What even is litter?
A used tissue is clearly trash, but when does it become litter? Litter is the wrapper of the snack you ate before your test and “forgot” to throw away. Litter is the soda that you tried, didn’t like, and abandoned in the cafeteria. Litter is the half-eaten granola bar that you left in the elevator…for some reason.
It doesn’t matter where you go. In the courtyard, the bathroom or even in the classroom, straw wrappers, juice boxes and lunch trays end up stuck in bushes or the odd mound of trash. They pile up, buried by dirt and sand, waiting for future archaeologists to dig them up as they puzzle over why our society failed. Spoiler alert: it’s your fault.
You’re not special, regardless of what your mommy says, and you are not interesting enough to excuse spreading your filth across campus.
“But why should I care?” you say, unloved and alone. “It doesn’t affect me.” And that is true. It does not affect you. It isn’t your legal responsibility to clean up. But put yourself in the shoes of the people who are forced to find the garbage you hide around campus. Imagine sweeping up tons of trash daily, everywhere you go. Imagine having to scan through every room and under every table and chair for a chip bag or a gum wrapper. Imagine having to bend down to pick up a cascade of paper towels dropped directly in front of a trash can.
Not to mention the biohazards that are the bathrooms and all the disgusting things that take place in them. It is dreadful to even step foot in the bathrooms, let alone clean them. And you force our staff to go through these unspeakable horrors each and every day.
The simple fact is this: our campus looks gross. All of the new benches and tables sit covered by a layer of soda cans and day-old pizza. The nicely trimmed grass in the courtyard is cushioned with wrappers of all different shapes and sizes. Forgotten lunch trays are left shattered and torn.
Spreading trash around campus can only be likened to double dipping a fry in a stranger’s drink. Such an unforgivable offense can only truly be corrected by the truest form of schooling: karma. The next time someone is caught littering, they should be forced to clean up all the trash around campus for the week—two if they complain about it. Only then could they see the error of their ways.

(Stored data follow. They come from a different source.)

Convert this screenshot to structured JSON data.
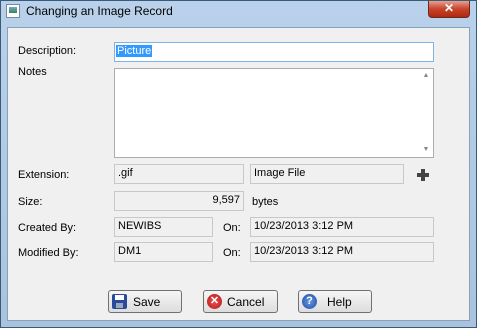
{
  "window": {
    "title": "Changing an Image Record",
    "close_glyph": "✕"
  },
  "form": {
    "description_label": "Description:",
    "description_value": "Picture",
    "notes_label": "Notes",
    "notes_value": "",
    "extension_label": "Extension:",
    "extension_value": ".gif",
    "file_type_value": "Image File",
    "size_label": "Size:",
    "size_value": "9,597",
    "size_unit": "bytes",
    "created_by_label": "Created By:",
    "created_by_value": "NEWIBS",
    "created_on_label": "On:",
    "created_on_value": "10/23/2013 3:12 PM",
    "modified_by_label": "Modified By:",
    "modified_by_value": "DM1",
    "modified_on_label": "On:",
    "modified_on_value": "10/23/2013 3:12 PM"
  },
  "buttons": {
    "save": "Save",
    "cancel": "Cancel",
    "help": "Help"
  },
  "icons": {
    "window": "image-record-icon",
    "add": "plus-icon",
    "save": "floppy-disk-icon",
    "cancel": "cancel-x-icon",
    "help": "help-question-icon"
  },
  "colors": {
    "selection": "#3399ff",
    "focus_border": "#7eb4ea",
    "close_button": "#c8432b"
  }
}
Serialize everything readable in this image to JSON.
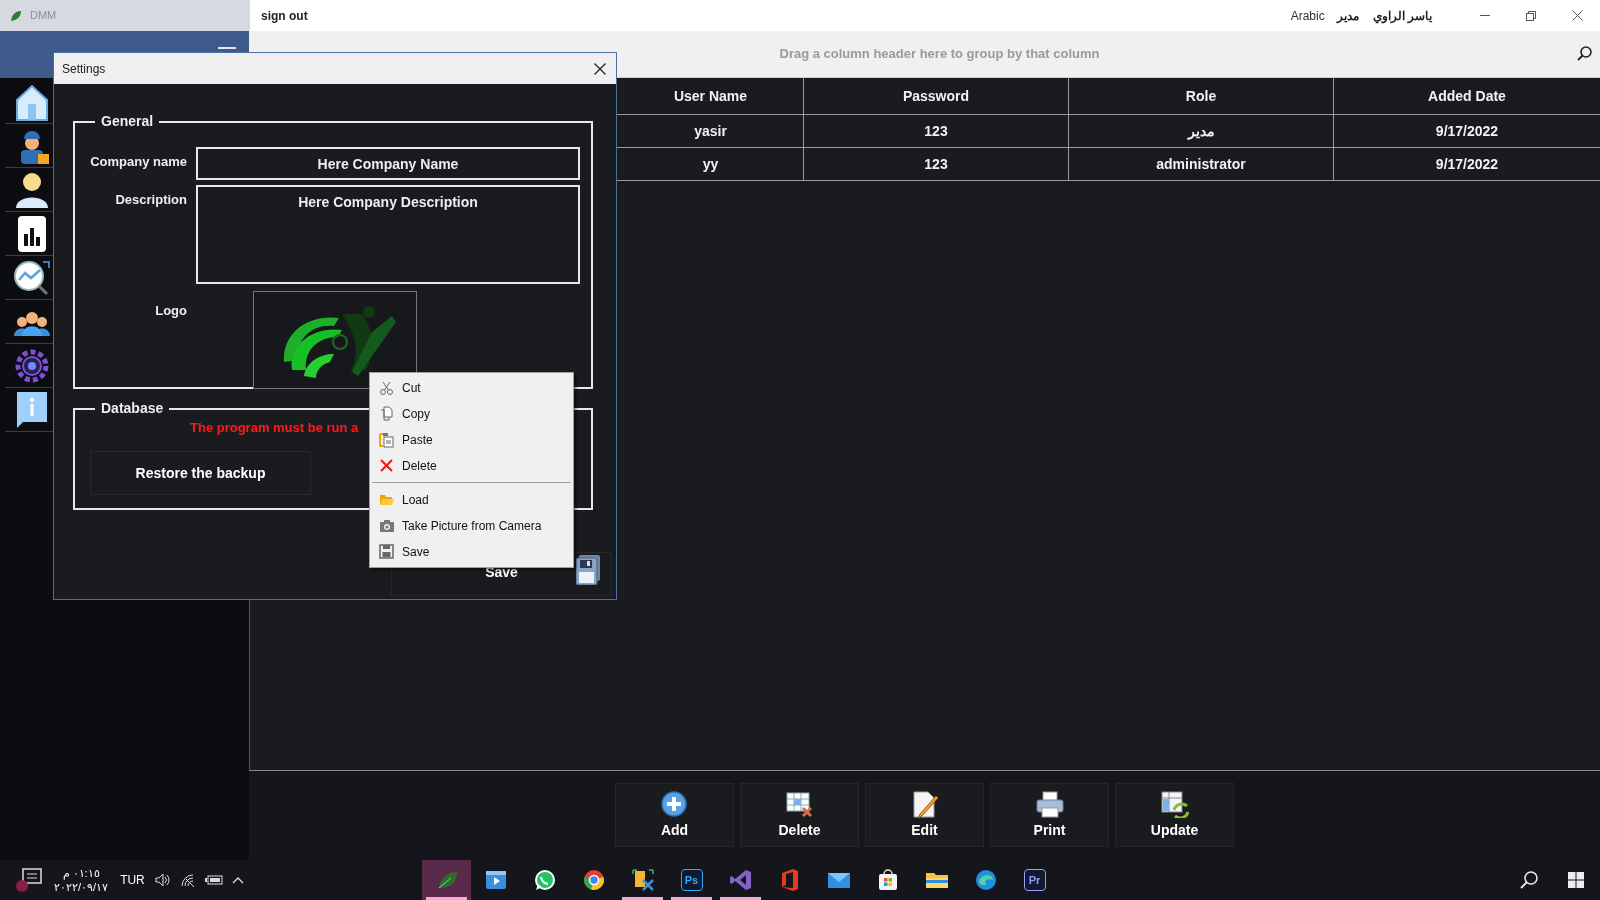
{
  "app": {
    "title": "DMM"
  },
  "top_bar": {
    "sign_out": "sign out",
    "language": "Arabic",
    "user_role": "مدير",
    "user_name": "ياسر الراوي"
  },
  "sidebar": {
    "items": [
      {
        "kind": "home"
      },
      {
        "kind": "worker"
      },
      {
        "kind": "user"
      },
      {
        "kind": "report"
      },
      {
        "kind": "trend"
      },
      {
        "kind": "team"
      },
      {
        "kind": "settings"
      },
      {
        "kind": "info"
      }
    ]
  },
  "grid": {
    "group_panel_hint": "Drag a column header here to group by that column",
    "columns": [
      "User Name",
      "Password",
      "Role",
      "Added Date"
    ],
    "rows": [
      [
        "yasir",
        "123",
        "مدير",
        "9/17/2022"
      ],
      [
        "yy",
        "123",
        "administrator",
        "9/17/2022"
      ]
    ]
  },
  "toolbar": [
    {
      "kind": "add",
      "label": "Add"
    },
    {
      "kind": "delete",
      "label": "Delete"
    },
    {
      "kind": "edit",
      "label": "Edit"
    },
    {
      "kind": "print",
      "label": "Print"
    },
    {
      "kind": "update",
      "label": "Update"
    }
  ],
  "dialog": {
    "title": "Settings",
    "general": {
      "legend": "General",
      "fields": [
        {
          "label": "Company name",
          "value": "Here Company Name",
          "kind": "line"
        },
        {
          "label": "Description",
          "value": "Here Company Description",
          "kind": "area"
        }
      ],
      "logo_label": "Logo"
    },
    "database": {
      "legend": "Database",
      "warning": "The program must be run a",
      "restore_button": "Restore the backup"
    },
    "save_button": "Save"
  },
  "context_menu": {
    "groups": [
      [
        {
          "kind": "cut",
          "label": "Cut"
        },
        {
          "kind": "copy",
          "label": "Copy"
        },
        {
          "kind": "paste",
          "label": "Paste"
        },
        {
          "kind": "delete",
          "label": "Delete"
        }
      ],
      [
        {
          "kind": "load",
          "label": "Load"
        },
        {
          "kind": "camera",
          "label": "Take Picture from Camera"
        },
        {
          "kind": "save",
          "label": "Save"
        }
      ]
    ]
  },
  "taskbar": {
    "time": "٠١:١٥ م",
    "date": "٢٠٢٢/٠٩/١٧",
    "language": "TUR",
    "apps": [
      {
        "kind": "leaf",
        "selected": true,
        "running": true
      },
      {
        "kind": "film",
        "selected": false,
        "running": false
      },
      {
        "kind": "chat",
        "selected": false,
        "running": false
      },
      {
        "kind": "browser",
        "selected": false,
        "running": false
      },
      {
        "kind": "tools",
        "selected": false,
        "running": true
      },
      {
        "kind": "lettered",
        "label": "Ps",
        "color": "#31a8ff",
        "selected": false,
        "running": true
      },
      {
        "kind": "studio",
        "selected": false,
        "running": true
      },
      {
        "kind": "office",
        "selected": false,
        "running": false
      },
      {
        "kind": "mail",
        "selected": false,
        "running": false
      },
      {
        "kind": "store",
        "selected": false,
        "running": false
      },
      {
        "kind": "folder",
        "selected": false,
        "running": false
      },
      {
        "kind": "wave",
        "selected": false,
        "running": false
      },
      {
        "kind": "lettered",
        "label": "Pr",
        "color": "#9999ff",
        "selected": false,
        "running": false
      }
    ]
  }
}
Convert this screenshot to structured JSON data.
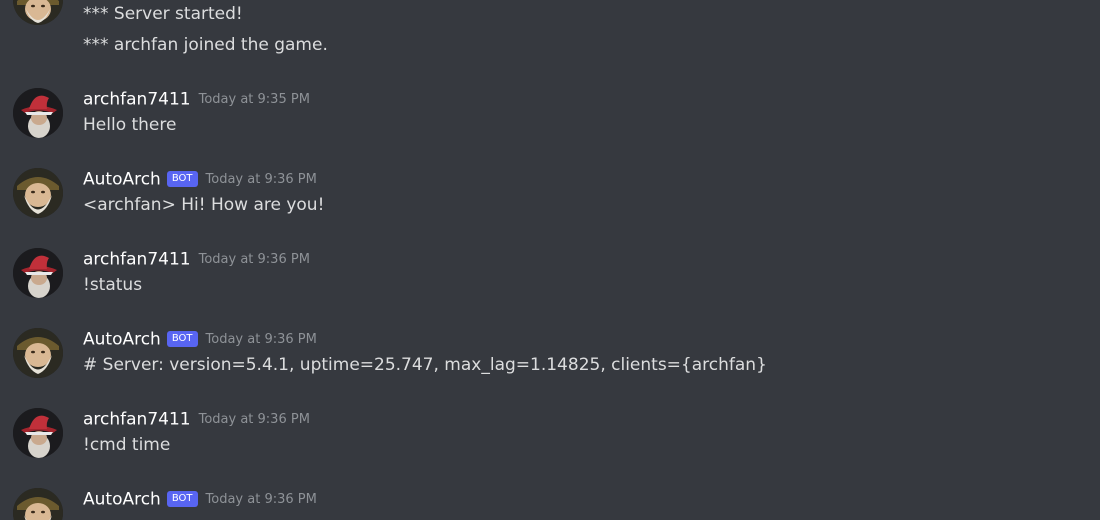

We cheer when the football team scores a touchdown. We celebrate when they win. We sing when the DJ plays a song we all know during a pep rally. We all share a certain togetherness with our peers, a sense of pride in the campus culture we have cultivated. As part of that culture, it is extremely upsetting to see our school covered in this plastic and aluminum graffiti. We, as students and as people, should strive to do better and to improve our campus for good—one juice box at a time.